Mon objectif est d'expliciter l'actualisation du patrimoine en décrivant la manière dont les individus qualifient une chose, dans ce cas les maisons de la médina de Fès au Maroc (site du patrimoine mondial depuis 1981), de patrimoine. Dans ce cadre, je définis le patrimoine à la fois comme une qualité que les individus attribuent à cette chose dans leur relation avec elle, et comme une fiction qui circule entre et s'ancre en situation(s).

Tout d'abord, je m'intéresse aux réseaux qui passent par et se croisent dans les maisons et je pose la question de l'engagement des individus avec la matérialité des maisons. Cette ethnographie de l'habitat quotidien dans un site du patrimoine mondial permet d'aborder des notions telles la légalité, le goût, l'intimité, l'hospitalité, la tradition ou l'agency.

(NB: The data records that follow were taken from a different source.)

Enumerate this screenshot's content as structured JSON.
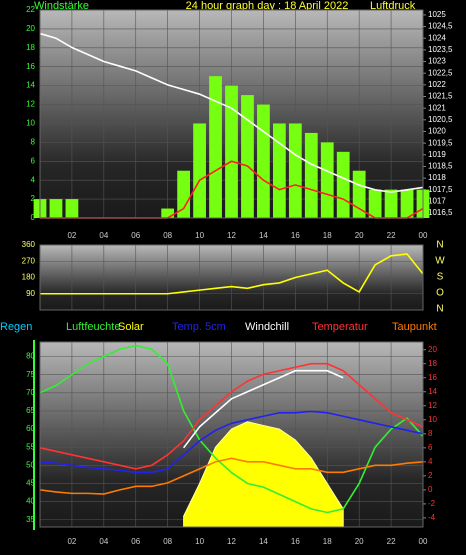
{
  "chart_data": [
    {
      "type": "combo",
      "title": "24 hour graph day : 18 April 2022",
      "y_label": "Windstärke",
      "y2_label": "Luftdruck",
      "x": [
        0,
        1,
        2,
        3,
        4,
        5,
        6,
        7,
        8,
        9,
        10,
        11,
        12,
        13,
        14,
        15,
        16,
        17,
        18,
        19,
        20,
        21,
        22,
        23,
        24
      ],
      "xlim": [
        0,
        24
      ],
      "xticks": [
        {
          "value": 2,
          "label": "02"
        },
        {
          "value": 4,
          "label": "04"
        },
        {
          "value": 6,
          "label": "06"
        },
        {
          "value": 8,
          "label": "08"
        },
        10,
        12,
        14,
        16,
        18,
        20,
        22,
        {
          "value": 24,
          "label": "00"
        }
      ],
      "ylim": [
        0,
        22
      ],
      "yticks": [
        0,
        2,
        4,
        6,
        8,
        10,
        12,
        14,
        16,
        18,
        20,
        22
      ],
      "ytick_color": "#33ff33",
      "y2lim": [
        1016.29,
        1025.21
      ],
      "y2ticks": [
        {
          "value": 1016.5,
          "label": "1016,5"
        },
        1017,
        {
          "value": 1017.5,
          "label": "1017,5"
        },
        1018,
        {
          "value": 1018.5,
          "label": "1018,5"
        },
        1019,
        {
          "value": 1019.5,
          "label": "1019,5"
        },
        1020,
        {
          "value": 1020.5,
          "label": "1020,5"
        },
        1021,
        {
          "value": 1021.5,
          "label": "1021,5"
        },
        1022,
        {
          "value": 1022.5,
          "label": "1022,5"
        },
        1023,
        {
          "value": 1023.5,
          "label": "1023,5"
        },
        1024,
        {
          "value": 1024.5,
          "label": "1024,5"
        },
        1025
      ],
      "y2tick_color": "#ffffff",
      "grid": true,
      "series": [
        {
          "style": "bars",
          "color": "#77ff11",
          "values": [
            2,
            2,
            2,
            0,
            0,
            0,
            0,
            0,
            1,
            5,
            10,
            15,
            14,
            13,
            12,
            10,
            10,
            9,
            8,
            7,
            5,
            3,
            3,
            3,
            3
          ]
        },
        {
          "style": "line",
          "color": "#ff2020",
          "values": [
            0,
            0,
            0,
            0,
            0,
            0,
            0,
            0,
            0,
            1,
            4,
            5,
            6,
            5.5,
            4,
            3,
            3.5,
            3,
            2.5,
            2,
            1,
            0,
            0,
            0,
            1
          ]
        },
        {
          "style": "line",
          "color": "#ffffff",
          "axis": "y2",
          "values": [
            1024.2,
            1024,
            1023.6,
            1023.3,
            1023,
            1022.8,
            1022.6,
            1022.3,
            1022,
            1021.8,
            1021.6,
            1021.3,
            1021,
            1020.5,
            1020,
            1019.5,
            1019,
            1018.6,
            1018.3,
            1018,
            1017.7,
            1017.5,
            1017.4,
            1017.5,
            1017.6
          ]
        }
      ]
    },
    {
      "type": "combo",
      "x": [
        0,
        1,
        2,
        3,
        4,
        5,
        6,
        7,
        8,
        9,
        10,
        11,
        12,
        13,
        14,
        15,
        16,
        17,
        18,
        19,
        20,
        21,
        22,
        23,
        24
      ],
      "xlim": [
        0,
        24
      ],
      "ylim": [
        0,
        360
      ],
      "yticks": [
        90,
        180,
        270,
        360
      ],
      "ytick_color": "#ffff66",
      "grid": true,
      "compass": [
        "N",
        "W",
        "S",
        "O",
        "N"
      ],
      "series": [
        {
          "style": "line",
          "color": "#ffff00",
          "values": [
            90,
            90,
            90,
            90,
            90,
            90,
            90,
            90,
            90,
            100,
            110,
            120,
            130,
            120,
            140,
            150,
            180,
            200,
            220,
            150,
            100,
            250,
            300,
            310,
            200
          ]
        }
      ]
    },
    {
      "type": "combo",
      "x": [
        0,
        1,
        2,
        3,
        4,
        5,
        6,
        7,
        8,
        9,
        10,
        11,
        12,
        13,
        14,
        15,
        16,
        17,
        18,
        19,
        20,
        21,
        22,
        23,
        24
      ],
      "xlim": [
        0,
        24
      ],
      "xticks": [
        {
          "value": 2,
          "label": "02"
        },
        {
          "value": 4,
          "label": "04"
        },
        {
          "value": 6,
          "label": "06"
        },
        {
          "value": 8,
          "label": "08"
        },
        10,
        12,
        14,
        16,
        18,
        20,
        22,
        {
          "value": 24,
          "label": "00"
        }
      ],
      "ylim": [
        33,
        84
      ],
      "yticks": [
        35,
        40,
        45,
        50,
        55,
        60,
        65,
        70,
        75,
        80
      ],
      "ytick_color": "#33ff33",
      "y2lim": [
        -5.3,
        21.1
      ],
      "y2ticks": [
        -4,
        -2,
        0,
        2,
        4,
        6,
        8,
        10,
        12,
        14,
        16,
        18,
        20
      ],
      "y2tick_color": "#ff3333",
      "grid": true,
      "series": [
        {
          "name": "Regen",
          "style": "line",
          "color": "#00ccff",
          "values": [
            null,
            null,
            null,
            null,
            null,
            null,
            null,
            null,
            null,
            null,
            null,
            null,
            null,
            null,
            null,
            null,
            null,
            null,
            null,
            null,
            null,
            null,
            null,
            null,
            null
          ]
        },
        {
          "name": "Luftfeuchte",
          "style": "line",
          "color": "#33ee33",
          "values": [
            70,
            72,
            75,
            78,
            80,
            82,
            83,
            82,
            78,
            65,
            57,
            52,
            48,
            45,
            44,
            42,
            40,
            38,
            37,
            38,
            45,
            55,
            60,
            63,
            58
          ]
        },
        {
          "name": "Solar",
          "style": "area",
          "color": "#ffff00",
          "values": [
            null,
            null,
            null,
            null,
            null,
            null,
            null,
            null,
            null,
            36,
            45,
            55,
            60,
            62,
            61,
            60,
            57,
            52,
            45,
            38,
            null,
            null,
            null,
            null,
            null
          ]
        },
        {
          "name": "Temp. 5cm",
          "style": "line",
          "color": "#2222ee",
          "axis": "y2",
          "values": [
            4,
            3.8,
            3.5,
            3.2,
            3,
            2.8,
            2.5,
            2.5,
            3,
            5,
            7,
            8.5,
            9.5,
            10,
            10.5,
            11,
            11,
            11.2,
            11,
            10.5,
            10,
            9.5,
            9,
            8.5,
            8
          ]
        },
        {
          "name": "Windchill",
          "style": "line",
          "color": "#ffffff",
          "axis": "y2",
          "values": [
            null,
            null,
            null,
            null,
            null,
            null,
            null,
            null,
            null,
            6,
            9,
            11,
            13,
            14,
            15,
            16,
            17,
            17,
            17,
            16,
            null,
            null,
            null,
            null,
            null
          ]
        },
        {
          "name": "Temperatur",
          "style": "line",
          "color": "#ff3333",
          "axis": "y2",
          "values": [
            6,
            5.5,
            5,
            4.5,
            4,
            3.5,
            3,
            3.5,
            5,
            7,
            10,
            12,
            14,
            15.5,
            16.5,
            17,
            17.5,
            18,
            18,
            17,
            15,
            13,
            11,
            10,
            9
          ]
        },
        {
          "name": "Taupunkt",
          "style": "line",
          "color": "#ff7a00",
          "axis": "y2",
          "values": [
            0,
            -0.3,
            -0.5,
            -0.5,
            -0.6,
            0,
            0.5,
            0.5,
            1,
            2,
            3,
            4,
            4.5,
            4,
            4,
            3.5,
            3,
            3,
            2.5,
            2.5,
            3,
            3.5,
            3.5,
            3.8,
            4
          ]
        }
      ]
    }
  ]
}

Elle met également en avant un débat sur les compétences des habitants à prendre soin de leur maison et sur leur aveuglement au patrimoine. Je défends l'idée que les maisons ont une autre histoire que celle, officielle, du patrimoine national et mondial et qu'elles proposent aux individus des prises et affordances que ces derniers peuvent qualifier. Le patrimoine est une de ces qualités.

Une étude de la trajectoire du patrimoine permet alors d'expliciter comment les maisons traversent la frontière patrimoniale (sont qualifiées de patrimoine). Tout en proposant une définition plus large de l'expertise comme la capacité de "parler au nom de", je relative l'opposition entre experts et non-experts avec la catégorie intermédiaire d'amateur. Je souligne également l'importance des sens et des affects dans la relation aux maisons qui, tout comme les actions et les justifications, constituent des composantes possibles de la qualification patrimoniale. Enfin, la notion d'attachement, mieux que celle de frontière patrimoniale, met en lumière à la fois ce qui est similaire et ce qui distingue les maisons et les éléments de patrimoine. Le patrimoine est une qualité qui résulte d'un "plus d'attention" relatifs à de la nostalgie ou un sentiment de perte, de menace ou de disparition; des valeurs de pureté, matérielles et temporelles; et des actions de préservation et de transmission.

Finalement, le patrimoine est aussi autre chose que des maisons à Fès, comme un objet à préserver, un objet légal, un objet de recherche pour les universitaires, un label servant de justification ou d'accroche promotionnelle de la ville, un outil dans le cadre du développement durable, une définition assortie de critères. Ces multiples patrimoines sont autant de formes de la "fiction patrimoniale" qui circulent entre et s'ancrent en situation(s). Si chacune possède ses caractéristiques et critères d'évaluation, toutes partagent les caractéristiques de la fiction patrimoniale, à savoir un rapport spécifique au temps, l'importance des experts, des principes moraux et une idée de la culture comme entité particulière. Je me base sur la circulation et l'ancrage de la fiction et de ses formes pour penser le local et le global comme des qualités d'une chose et non comme des niveaux ou des échelles.